The communication link may take any form desired. For example, the communication link may be established over a private communications network or over a public communications network, the Internet being an example of the latter. Also, the communication link may be established directly or indirectly, and the link may be permanent or transitory. Most typically, the communication link will be established as needed between the data collection server 101 and the computing device 103 via the Internet or other wide area network (WAN).
Following receipt of the audit data over the communication link, the database 107 is accessed to determine whether either of the device identifier or the software identifier, or any of the components of these identifiers, are currently stored as part of records within the database. The database 107 stores records of previously received audit data, against which the received audit data is compared. If no matching records are found with reference to either of the device identifier, the software identifier, or any of the components thereof in the received audit data, then a new record is entered into the database 107 reflecting the received audit data. If one or more of the device identifier, the software identifier, or any of the components thereof in the received audit data are currently included as part of existing records within the database 107, then the currently existing record, or records, as appropriate, are updated to include the received audit data.

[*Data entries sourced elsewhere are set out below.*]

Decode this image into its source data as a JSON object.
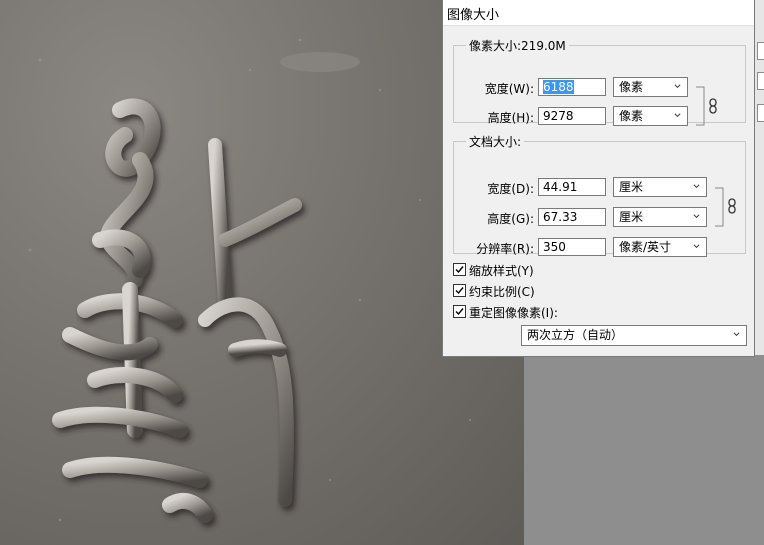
{
  "dialog": {
    "title": "图像大小",
    "pixel_dimensions": {
      "legend": "像素大小:219.0M",
      "width_label": "宽度(W):",
      "width_value": "6188",
      "width_unit": "像素",
      "height_label": "高度(H):",
      "height_value": "9278",
      "height_unit": "像素"
    },
    "document_size": {
      "legend": "文档大小:",
      "width_label": "宽度(D):",
      "width_value": "44.91",
      "width_unit": "厘米",
      "height_label": "高度(G):",
      "height_value": "67.33",
      "height_unit": "厘米",
      "resolution_label": "分辨率(R):",
      "resolution_value": "350",
      "resolution_unit": "像素/英寸"
    },
    "options": {
      "scale_styles": "缩放样式(Y)",
      "scale_styles_checked": true,
      "constrain_proportions": "约束比例(C)",
      "constrain_proportions_checked": true,
      "resample_image": "重定图像像素(I):",
      "resample_image_checked": true,
      "resample_method": "两次立方（自动）"
    }
  },
  "icons": {
    "link": "link-chain-icon",
    "chevron": "chevron-down-icon",
    "check": "checkmark-icon"
  }
}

The audit data includes at least a software identifier, a device identifier, and an event identifier. The software identifier includes at least a product identifier and a software signature. The product identifier identifies the title of the software being used on the computing device 103 by title name, product number, product key, or any other appropriate data that indicates the specific software title. The software signature identifies the software being used through creation of a software signature on the computing device. This software signature may then be compared against software signatures on file by the software developer, manufacturer, and/or owner, to identify the software title being used on the computing device. This additional identification of the software title being used serves as a cross check on the product identifier. In the event that the software signature received in the audit data does not match any software signature on file, this may be an indicator that the software being used on the is an unauthorized copy of the software. In such instances, the audit data may still be added to the database 107 so that usage of the unauthorized copy can also be audited, along with any increase of usage of the unauthorized copy among other users.
The software signature may be generated in any number of ways, including through the use of commonly used hash functions, checksum functions, software fingerprint functions, and the like. Such functions, along with methods of implementing such functions to produce software signatures (also sometimes referred to as “fingerprints”), are well known to those of skill in the relevant arts, and as such are not discussed in further detail herein.
The software identifier may also include information identifying the version number of the software being used, a license identifier, and/or a license number. Inclusion of the version number enables tracking of the different software versions currently in use by users of the software. Inclusion of the version number also enables determination when and if a user reverts to a previous version of the software following an update event. The license identifier or license number may be included as part of the software identifier following licensing and/or registration of the software by the user on the computing device.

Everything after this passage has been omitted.